Akşam kanıyordu; yağmur damlası gibi
Oysa ben,
Kuşatılmış bulutlar gibiydim / bilmiyordum!
Hayatın o ıslak kılıfını...
( sevmek öteden beri aynıydı ; en güvensiz anında bile sevdiğine inanmak değil miydi? )
...ne olacağını bilerek,
engellere aldırmadan / sevmek!
belki de
nefes alış-verişlerde üşümek...
yanılmadan sevmek ya da bilemiyorum...
( yaşamsal hilelerde emanet ederek düşlerini; koşmak! sevgiliye dair ne varsa kabullenmek ya da hiç sevmemek!..)

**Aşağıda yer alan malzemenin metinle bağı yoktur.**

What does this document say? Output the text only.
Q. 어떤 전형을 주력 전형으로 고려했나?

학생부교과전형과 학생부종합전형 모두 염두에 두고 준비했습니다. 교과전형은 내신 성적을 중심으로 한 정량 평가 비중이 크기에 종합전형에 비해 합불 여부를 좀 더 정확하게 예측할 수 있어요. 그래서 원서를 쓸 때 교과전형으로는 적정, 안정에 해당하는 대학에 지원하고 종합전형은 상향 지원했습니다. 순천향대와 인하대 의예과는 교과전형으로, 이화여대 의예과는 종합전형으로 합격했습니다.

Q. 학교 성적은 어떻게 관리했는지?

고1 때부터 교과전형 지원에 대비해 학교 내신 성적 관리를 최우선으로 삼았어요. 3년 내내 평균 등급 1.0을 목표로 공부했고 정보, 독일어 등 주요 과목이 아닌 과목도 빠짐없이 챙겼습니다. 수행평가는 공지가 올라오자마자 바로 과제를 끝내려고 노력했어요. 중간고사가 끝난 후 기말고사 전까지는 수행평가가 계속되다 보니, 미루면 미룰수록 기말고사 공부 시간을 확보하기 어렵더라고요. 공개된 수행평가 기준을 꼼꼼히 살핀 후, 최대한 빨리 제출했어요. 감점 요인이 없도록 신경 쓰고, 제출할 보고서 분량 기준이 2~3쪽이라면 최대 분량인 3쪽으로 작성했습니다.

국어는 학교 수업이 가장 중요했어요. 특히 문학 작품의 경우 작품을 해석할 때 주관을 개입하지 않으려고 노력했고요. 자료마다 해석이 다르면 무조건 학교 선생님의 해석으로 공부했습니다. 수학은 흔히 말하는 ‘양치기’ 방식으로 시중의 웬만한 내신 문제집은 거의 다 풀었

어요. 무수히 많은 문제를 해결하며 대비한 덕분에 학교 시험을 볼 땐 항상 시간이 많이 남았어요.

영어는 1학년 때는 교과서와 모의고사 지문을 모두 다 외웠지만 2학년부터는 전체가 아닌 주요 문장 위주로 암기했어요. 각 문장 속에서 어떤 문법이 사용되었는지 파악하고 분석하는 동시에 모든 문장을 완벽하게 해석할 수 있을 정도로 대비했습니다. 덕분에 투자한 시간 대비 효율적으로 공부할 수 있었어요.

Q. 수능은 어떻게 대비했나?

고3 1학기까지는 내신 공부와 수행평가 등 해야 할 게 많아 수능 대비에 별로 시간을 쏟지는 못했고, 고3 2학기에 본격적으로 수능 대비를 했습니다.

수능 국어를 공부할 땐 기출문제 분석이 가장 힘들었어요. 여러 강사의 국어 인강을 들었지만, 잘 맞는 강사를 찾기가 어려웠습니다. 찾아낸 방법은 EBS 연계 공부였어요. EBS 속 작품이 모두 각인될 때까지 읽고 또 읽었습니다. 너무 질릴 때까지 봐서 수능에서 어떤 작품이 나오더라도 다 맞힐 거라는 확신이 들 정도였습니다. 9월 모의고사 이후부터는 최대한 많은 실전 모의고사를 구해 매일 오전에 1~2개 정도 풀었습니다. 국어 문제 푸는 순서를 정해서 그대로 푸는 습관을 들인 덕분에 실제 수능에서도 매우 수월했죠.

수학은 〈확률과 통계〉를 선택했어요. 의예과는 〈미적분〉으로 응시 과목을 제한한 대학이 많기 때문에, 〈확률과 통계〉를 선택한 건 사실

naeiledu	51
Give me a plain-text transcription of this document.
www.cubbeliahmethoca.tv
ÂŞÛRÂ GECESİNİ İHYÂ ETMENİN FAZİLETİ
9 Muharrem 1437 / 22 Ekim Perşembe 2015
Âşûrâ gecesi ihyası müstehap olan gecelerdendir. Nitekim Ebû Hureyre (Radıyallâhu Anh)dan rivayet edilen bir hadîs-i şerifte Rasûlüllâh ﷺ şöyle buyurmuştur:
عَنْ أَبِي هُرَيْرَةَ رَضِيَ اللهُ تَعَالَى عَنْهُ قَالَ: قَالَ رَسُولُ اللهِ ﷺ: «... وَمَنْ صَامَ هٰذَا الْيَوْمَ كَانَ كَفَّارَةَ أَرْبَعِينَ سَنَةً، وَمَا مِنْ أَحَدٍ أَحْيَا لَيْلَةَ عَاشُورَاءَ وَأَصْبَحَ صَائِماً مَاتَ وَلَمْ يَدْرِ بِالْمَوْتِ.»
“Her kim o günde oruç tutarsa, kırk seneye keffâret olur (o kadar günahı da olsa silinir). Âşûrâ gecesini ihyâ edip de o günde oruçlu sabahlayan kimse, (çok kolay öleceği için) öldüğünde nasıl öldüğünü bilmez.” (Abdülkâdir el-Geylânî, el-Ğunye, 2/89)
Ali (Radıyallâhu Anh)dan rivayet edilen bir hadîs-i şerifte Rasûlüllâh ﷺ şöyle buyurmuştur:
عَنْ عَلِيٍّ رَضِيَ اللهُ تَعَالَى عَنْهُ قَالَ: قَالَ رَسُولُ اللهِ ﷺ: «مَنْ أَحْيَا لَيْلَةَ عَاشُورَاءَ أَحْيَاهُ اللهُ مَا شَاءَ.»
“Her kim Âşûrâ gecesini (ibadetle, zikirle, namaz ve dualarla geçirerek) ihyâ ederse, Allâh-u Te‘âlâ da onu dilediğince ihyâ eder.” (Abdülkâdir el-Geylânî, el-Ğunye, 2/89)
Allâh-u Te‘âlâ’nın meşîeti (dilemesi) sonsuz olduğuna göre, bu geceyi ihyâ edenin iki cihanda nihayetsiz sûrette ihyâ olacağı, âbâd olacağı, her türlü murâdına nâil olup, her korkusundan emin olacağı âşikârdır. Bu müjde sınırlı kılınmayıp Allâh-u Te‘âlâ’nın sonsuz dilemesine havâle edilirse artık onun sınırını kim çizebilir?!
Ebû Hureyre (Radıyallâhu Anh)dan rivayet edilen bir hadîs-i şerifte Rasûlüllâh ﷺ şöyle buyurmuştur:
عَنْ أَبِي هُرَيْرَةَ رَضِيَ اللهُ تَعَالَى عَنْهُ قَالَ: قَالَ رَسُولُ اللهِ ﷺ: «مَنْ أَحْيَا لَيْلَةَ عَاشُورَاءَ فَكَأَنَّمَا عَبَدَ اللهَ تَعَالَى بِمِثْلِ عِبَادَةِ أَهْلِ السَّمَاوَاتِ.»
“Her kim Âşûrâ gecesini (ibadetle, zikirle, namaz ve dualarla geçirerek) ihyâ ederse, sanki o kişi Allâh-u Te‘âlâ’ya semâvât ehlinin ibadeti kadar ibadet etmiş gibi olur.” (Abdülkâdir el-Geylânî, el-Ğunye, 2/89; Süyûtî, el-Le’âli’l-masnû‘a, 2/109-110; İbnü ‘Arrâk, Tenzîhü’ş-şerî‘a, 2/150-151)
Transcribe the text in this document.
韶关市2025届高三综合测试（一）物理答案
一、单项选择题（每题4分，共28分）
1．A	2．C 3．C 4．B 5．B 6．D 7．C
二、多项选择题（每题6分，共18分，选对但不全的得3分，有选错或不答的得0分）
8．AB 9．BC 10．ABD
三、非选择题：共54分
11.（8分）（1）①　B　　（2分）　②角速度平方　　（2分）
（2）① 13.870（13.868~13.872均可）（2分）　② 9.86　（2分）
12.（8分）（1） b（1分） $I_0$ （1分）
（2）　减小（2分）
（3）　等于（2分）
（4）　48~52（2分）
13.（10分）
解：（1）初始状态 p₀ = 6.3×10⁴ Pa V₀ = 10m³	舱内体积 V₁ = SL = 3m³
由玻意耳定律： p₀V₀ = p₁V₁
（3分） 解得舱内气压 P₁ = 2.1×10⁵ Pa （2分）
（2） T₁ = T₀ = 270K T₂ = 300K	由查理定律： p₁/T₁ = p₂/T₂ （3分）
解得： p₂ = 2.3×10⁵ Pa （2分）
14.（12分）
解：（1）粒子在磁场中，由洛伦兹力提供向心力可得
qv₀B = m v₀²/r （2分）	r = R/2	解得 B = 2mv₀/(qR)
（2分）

...ve bir anda unutulan yaşamsal kırıntılara;
çocuksu hayallerini katarak,
en çok kırılarak / parçalanarak
kirpiklerinden sevgiliye yakarış: "sadece seviyorum"
( hayata karışıp seni sevmek; sana, seni yazabilmek ve çelişkiler de kuşanıp her türlü ihtimaller dışındaki felaketleri; sadece sana "seni seviyorum" diyebilmek...)
-benim için seni sevmek ödüldü; sence bunu haketmedim mi?